Lors des débats européens, Wikimedia était loin d’être le seul acteur engagé pour une liberté de panorama. Membres de sociétés d’auteurs, associations d’architectes, de photographes et de journalistes se sont mobilisés pour une liberté de panorama sans restrictions (notamment en Allemagne et au Royaume-Uni où une liberté de panorama commerciale existe déjà).
Actuellement ce sont les associations estoniennes d’architectes qui demandent que la liberté de panorama non-commerciale en Estonie devienne totale.
Seules certaines sociétés d’auteurs françaises sont positionnées contre cette exception. Elles ont tenté de définir Wikimedia comme une société américaine, ayant pour but de gagner de l’argent en ne payant pas les créateurs.
Rappelons que Wikimedia France est une association loi 1901, qui fait partie de l’économie sociale et solidaire et qui œuvre au sein de l’économie de partage. L’association, au même titre que la fondation Wikimedia, n’est absolument pas propriétaire des contenus. Elle se positionne en appui d’une communauté, notamment de photographes (par le biais de son projet Wikimedia Commons). Ce sont ces utilisateurs qui administrent les projets, dans un but de libre diffusion de la connaissance. Notre association ne réalisera donc pas de bénéfice en lien avec la liberté de panorama.

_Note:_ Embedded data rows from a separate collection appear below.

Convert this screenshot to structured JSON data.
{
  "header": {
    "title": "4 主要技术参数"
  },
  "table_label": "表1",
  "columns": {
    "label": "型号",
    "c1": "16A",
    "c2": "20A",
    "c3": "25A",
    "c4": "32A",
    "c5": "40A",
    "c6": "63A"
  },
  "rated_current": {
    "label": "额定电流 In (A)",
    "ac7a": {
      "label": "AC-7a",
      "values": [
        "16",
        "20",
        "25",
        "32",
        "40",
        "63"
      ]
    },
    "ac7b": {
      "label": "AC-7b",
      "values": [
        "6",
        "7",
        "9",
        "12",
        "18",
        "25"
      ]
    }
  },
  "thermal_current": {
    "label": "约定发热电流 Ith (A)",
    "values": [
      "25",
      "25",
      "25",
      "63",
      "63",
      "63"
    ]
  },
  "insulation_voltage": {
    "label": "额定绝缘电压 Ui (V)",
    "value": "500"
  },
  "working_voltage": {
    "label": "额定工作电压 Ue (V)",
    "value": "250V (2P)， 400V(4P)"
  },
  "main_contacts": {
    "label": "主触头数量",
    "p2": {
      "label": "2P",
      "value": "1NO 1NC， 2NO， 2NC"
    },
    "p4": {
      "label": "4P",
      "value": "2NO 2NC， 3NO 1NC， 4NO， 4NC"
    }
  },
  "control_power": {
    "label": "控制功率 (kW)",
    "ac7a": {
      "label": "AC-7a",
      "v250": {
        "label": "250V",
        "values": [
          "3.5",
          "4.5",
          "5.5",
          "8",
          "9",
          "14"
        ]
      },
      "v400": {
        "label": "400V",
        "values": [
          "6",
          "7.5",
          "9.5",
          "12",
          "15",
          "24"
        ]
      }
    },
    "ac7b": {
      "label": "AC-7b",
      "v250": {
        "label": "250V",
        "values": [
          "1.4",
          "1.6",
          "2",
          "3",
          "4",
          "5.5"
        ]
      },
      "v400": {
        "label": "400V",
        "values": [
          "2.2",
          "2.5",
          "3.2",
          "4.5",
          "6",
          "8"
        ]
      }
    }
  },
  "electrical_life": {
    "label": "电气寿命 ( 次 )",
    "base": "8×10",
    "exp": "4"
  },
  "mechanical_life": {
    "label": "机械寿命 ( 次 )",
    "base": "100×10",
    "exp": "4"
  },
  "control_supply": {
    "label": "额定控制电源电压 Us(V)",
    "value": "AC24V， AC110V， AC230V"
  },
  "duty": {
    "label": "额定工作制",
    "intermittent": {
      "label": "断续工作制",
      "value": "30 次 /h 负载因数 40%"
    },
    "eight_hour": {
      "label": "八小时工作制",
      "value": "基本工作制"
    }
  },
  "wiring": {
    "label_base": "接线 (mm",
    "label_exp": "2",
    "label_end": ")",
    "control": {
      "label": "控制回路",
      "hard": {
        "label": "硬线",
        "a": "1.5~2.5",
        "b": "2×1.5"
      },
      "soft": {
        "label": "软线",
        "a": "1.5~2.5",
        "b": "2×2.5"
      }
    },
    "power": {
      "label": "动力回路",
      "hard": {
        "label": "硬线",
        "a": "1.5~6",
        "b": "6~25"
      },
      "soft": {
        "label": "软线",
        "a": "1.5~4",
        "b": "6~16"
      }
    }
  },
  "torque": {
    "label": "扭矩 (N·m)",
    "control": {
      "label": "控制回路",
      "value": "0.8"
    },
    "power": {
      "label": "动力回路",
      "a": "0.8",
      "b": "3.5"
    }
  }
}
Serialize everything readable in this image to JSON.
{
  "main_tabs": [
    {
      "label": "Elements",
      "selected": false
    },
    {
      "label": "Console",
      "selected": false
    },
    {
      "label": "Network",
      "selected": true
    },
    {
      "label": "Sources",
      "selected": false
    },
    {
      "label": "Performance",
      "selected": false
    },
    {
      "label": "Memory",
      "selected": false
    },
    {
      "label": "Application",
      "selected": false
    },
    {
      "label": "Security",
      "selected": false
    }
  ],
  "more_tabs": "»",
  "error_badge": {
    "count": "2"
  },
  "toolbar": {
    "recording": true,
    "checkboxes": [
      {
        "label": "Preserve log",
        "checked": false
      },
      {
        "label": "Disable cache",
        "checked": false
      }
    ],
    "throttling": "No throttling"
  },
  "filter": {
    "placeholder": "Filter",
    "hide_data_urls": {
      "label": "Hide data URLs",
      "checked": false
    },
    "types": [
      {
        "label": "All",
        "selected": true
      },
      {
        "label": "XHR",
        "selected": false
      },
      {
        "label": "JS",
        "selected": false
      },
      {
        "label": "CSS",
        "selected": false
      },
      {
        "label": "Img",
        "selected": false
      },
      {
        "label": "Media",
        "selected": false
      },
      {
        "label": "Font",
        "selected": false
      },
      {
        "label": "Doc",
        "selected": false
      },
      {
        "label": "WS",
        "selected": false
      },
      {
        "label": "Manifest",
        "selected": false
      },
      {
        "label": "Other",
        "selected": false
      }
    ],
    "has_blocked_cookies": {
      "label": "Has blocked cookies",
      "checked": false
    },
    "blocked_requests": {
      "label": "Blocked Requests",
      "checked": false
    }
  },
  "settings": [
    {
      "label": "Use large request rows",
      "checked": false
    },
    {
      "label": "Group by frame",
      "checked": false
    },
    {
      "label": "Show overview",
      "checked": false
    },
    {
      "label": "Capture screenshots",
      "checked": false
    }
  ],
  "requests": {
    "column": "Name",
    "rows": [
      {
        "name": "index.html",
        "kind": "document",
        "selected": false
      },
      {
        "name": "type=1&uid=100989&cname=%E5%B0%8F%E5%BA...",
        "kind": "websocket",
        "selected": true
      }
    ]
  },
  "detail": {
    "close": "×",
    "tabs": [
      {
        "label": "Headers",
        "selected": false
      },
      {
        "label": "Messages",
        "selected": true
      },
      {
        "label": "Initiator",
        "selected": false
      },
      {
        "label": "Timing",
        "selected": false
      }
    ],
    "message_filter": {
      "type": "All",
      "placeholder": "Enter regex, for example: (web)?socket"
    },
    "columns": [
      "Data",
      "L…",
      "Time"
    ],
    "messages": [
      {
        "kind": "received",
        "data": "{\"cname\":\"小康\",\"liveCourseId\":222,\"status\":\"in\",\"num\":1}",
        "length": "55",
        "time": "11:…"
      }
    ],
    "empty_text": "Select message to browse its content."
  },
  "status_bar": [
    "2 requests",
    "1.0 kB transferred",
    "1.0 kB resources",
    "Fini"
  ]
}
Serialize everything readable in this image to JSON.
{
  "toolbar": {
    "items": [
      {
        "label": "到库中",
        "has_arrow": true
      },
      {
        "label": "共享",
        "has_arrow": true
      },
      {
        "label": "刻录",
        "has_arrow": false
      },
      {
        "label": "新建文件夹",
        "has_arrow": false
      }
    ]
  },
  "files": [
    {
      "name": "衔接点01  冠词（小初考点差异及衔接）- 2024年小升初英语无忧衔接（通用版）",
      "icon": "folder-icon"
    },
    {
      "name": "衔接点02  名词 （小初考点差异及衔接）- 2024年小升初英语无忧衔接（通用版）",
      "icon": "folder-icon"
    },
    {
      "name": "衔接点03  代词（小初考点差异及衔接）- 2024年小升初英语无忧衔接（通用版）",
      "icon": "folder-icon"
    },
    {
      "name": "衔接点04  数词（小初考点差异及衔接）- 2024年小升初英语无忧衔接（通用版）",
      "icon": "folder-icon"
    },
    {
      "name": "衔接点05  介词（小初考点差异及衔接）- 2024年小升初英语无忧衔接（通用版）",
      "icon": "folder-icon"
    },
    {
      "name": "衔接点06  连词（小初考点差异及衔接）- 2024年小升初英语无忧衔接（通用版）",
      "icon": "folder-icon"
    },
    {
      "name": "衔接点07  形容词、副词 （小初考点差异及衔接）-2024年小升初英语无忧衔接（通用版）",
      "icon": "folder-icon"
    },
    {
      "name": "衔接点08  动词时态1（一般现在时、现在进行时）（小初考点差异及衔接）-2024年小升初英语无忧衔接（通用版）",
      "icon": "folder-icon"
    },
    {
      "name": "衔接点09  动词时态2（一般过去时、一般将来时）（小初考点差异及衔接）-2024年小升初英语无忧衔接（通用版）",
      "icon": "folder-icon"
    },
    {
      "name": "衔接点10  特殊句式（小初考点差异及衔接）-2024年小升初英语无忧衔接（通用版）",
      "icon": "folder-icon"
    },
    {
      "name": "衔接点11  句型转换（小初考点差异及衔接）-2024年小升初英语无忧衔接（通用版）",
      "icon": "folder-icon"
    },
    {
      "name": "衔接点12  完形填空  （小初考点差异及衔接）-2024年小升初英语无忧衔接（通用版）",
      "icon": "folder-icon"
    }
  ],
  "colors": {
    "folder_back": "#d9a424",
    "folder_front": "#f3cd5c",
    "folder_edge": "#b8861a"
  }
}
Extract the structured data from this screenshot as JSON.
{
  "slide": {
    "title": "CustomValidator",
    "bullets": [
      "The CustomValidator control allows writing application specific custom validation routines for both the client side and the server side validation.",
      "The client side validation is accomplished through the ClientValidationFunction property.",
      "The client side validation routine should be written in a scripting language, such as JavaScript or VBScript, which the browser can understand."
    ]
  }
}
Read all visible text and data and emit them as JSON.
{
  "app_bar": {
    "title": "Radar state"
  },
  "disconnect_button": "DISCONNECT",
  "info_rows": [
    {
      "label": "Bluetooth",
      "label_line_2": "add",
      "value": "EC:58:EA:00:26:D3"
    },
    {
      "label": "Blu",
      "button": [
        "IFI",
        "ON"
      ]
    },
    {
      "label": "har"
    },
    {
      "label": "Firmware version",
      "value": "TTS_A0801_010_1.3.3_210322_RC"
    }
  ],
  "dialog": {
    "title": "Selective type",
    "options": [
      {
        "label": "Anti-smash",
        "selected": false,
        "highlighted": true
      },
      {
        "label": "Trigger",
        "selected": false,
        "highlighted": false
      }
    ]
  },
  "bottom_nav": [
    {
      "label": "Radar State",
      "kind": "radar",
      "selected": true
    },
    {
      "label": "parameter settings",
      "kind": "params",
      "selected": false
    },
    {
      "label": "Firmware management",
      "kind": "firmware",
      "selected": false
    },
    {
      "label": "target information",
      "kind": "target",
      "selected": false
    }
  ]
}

Simplement, pour nous, l’absence de liberté de panorama est une privatisation de l’espace commun, d’autant plus que les artistes ont sciemment consenti à exposer leurs œuvres au public et que, souvent, ils ont bénéficié de fonds publics pour les réaliser.
Du point de vue de la diffusion de la connaissance, cette liberté serait une grande avancée : vous pouvez passer tous les jours devant un bâtiment ou une sculpture mais vous ne pouvez pas les partager ! C’est tout un pan de la culture que nos bénévoles contributeurs pourraient valoriser sur les projets Wikimedia, comme Wikipédia.